Belfast como base de testes e operação
A chegada das primeiras unidades a Belfast dá ao projeto um caráter mais concreto.
Embora ainda não represente operação plena com passageiros, a entrega marca uma etapa além da fase conceitual e coloca o EF-24 em ambiente real de integração e testes.
O desenvolvimento recebeu apoio de programas públicos britânicos de inovação, incluindo iniciativas ligadas ao UK Research and Innovation e ao Departamento de Transportes do Reino Unido.
O objetivo é acelerar soluções marítimas de baixa emissão e criar alternativas para ligações urbanas e regionais.
Em vez de depender apenas de novas pontes, túneis ou vias terrestres, cidades costeiras podem explorar corredores aquáticos já existentes.

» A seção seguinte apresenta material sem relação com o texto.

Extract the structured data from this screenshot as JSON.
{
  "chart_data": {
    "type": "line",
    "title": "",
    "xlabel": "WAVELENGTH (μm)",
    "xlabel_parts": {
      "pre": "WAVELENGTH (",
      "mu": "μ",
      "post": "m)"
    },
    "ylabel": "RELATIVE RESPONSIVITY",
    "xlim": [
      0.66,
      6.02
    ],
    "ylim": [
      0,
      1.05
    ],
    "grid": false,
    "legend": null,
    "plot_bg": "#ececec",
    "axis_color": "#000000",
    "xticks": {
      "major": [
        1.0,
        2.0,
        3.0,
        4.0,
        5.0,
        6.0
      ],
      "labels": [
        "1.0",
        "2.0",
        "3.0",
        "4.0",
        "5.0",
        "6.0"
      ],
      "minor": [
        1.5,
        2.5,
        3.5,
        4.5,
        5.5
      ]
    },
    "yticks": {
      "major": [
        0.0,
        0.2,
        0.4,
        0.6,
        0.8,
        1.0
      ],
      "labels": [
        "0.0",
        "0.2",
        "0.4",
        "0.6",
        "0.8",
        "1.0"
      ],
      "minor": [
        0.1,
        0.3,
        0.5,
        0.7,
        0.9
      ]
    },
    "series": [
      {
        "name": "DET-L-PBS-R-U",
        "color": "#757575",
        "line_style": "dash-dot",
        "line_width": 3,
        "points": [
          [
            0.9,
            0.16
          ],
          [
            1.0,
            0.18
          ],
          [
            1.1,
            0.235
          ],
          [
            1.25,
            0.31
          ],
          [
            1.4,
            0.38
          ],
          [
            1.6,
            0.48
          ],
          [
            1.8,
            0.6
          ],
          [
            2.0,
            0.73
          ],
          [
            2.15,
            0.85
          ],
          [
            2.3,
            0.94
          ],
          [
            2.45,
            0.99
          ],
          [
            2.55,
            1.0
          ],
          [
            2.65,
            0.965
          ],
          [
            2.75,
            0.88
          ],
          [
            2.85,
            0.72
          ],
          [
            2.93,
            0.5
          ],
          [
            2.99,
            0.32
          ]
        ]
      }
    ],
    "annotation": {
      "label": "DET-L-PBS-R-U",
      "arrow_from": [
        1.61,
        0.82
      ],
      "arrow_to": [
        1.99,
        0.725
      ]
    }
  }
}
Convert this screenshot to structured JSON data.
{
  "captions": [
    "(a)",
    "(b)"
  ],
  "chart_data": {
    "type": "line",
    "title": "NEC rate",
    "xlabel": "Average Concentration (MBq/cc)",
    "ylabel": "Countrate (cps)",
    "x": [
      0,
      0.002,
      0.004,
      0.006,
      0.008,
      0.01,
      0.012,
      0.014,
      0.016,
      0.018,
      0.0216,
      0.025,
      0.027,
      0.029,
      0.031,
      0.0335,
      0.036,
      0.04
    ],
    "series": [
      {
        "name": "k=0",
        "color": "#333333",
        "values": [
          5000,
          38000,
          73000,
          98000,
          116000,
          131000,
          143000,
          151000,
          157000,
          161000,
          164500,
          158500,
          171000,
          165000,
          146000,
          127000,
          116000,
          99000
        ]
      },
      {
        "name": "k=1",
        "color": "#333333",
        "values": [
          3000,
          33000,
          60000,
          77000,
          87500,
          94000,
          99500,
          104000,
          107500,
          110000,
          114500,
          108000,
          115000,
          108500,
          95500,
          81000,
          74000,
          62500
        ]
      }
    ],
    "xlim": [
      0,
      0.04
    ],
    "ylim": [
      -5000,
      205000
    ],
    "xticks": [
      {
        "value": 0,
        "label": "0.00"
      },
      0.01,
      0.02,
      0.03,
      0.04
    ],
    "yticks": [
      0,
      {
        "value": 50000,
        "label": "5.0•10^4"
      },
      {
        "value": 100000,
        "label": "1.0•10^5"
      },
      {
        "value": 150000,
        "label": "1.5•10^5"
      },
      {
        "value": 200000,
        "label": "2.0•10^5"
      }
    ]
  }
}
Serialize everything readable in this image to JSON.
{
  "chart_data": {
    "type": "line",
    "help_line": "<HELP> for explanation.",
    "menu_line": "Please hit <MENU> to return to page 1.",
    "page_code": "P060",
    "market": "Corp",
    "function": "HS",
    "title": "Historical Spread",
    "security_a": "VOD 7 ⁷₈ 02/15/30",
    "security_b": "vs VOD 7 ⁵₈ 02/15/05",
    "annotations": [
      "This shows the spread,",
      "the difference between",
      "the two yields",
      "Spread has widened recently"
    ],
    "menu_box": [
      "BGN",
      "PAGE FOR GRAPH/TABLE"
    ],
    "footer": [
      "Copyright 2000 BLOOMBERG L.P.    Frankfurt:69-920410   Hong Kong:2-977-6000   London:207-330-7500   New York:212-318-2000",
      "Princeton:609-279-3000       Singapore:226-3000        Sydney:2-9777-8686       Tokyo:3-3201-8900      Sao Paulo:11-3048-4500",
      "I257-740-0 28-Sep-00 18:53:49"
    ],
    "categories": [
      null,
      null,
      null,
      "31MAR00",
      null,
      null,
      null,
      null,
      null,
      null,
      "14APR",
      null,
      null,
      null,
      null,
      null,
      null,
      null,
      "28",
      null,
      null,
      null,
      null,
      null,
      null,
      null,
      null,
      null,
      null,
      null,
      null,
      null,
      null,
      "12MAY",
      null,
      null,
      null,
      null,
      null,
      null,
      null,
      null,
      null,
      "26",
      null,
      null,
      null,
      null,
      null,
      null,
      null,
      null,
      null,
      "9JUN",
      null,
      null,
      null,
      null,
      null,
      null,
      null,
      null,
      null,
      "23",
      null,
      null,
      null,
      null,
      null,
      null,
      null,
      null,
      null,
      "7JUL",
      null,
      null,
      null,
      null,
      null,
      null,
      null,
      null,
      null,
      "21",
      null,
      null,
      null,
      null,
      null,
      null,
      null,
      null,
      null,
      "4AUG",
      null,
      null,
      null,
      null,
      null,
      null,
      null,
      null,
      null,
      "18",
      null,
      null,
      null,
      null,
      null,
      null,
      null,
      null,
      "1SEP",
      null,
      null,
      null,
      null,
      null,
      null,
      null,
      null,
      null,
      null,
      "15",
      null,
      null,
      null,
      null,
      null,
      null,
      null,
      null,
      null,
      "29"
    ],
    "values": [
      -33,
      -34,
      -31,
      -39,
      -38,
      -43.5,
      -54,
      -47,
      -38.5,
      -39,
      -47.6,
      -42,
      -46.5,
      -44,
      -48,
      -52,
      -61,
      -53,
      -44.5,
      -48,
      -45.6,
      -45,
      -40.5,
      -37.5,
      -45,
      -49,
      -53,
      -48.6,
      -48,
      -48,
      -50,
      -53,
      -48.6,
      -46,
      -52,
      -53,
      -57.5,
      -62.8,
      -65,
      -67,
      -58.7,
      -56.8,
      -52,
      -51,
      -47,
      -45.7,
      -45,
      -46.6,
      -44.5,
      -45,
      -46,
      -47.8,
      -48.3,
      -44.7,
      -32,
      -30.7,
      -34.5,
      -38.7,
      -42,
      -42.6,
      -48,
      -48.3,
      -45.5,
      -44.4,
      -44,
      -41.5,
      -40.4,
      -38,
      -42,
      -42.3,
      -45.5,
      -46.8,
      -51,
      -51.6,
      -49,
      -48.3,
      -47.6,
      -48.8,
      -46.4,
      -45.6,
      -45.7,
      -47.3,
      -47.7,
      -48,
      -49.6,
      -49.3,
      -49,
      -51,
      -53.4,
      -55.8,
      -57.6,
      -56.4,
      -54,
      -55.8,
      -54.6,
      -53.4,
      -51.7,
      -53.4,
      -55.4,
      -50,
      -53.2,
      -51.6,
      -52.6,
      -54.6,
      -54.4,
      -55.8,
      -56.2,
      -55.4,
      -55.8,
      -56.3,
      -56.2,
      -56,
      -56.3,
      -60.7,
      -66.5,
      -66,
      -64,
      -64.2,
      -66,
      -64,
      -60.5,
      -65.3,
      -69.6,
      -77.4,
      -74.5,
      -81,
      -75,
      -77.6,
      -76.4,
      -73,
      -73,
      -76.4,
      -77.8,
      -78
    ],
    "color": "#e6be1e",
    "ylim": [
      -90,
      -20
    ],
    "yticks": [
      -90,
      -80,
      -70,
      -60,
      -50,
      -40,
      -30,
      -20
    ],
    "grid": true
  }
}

Esse é o argumento central da Artemis: transformar trechos de água pouco utilizados em atalhos regulares para transporte coletivo.
O avanço do EF-24 ainda depende de testes, certificações e operação comercial em rotas reais.
Mesmo assim, a combinação entre hidrofólios, propulsão elétrica, alta velocidade e menor esteira coloca o ferry entre os projetos mais observados no setor marítimo de passageiros.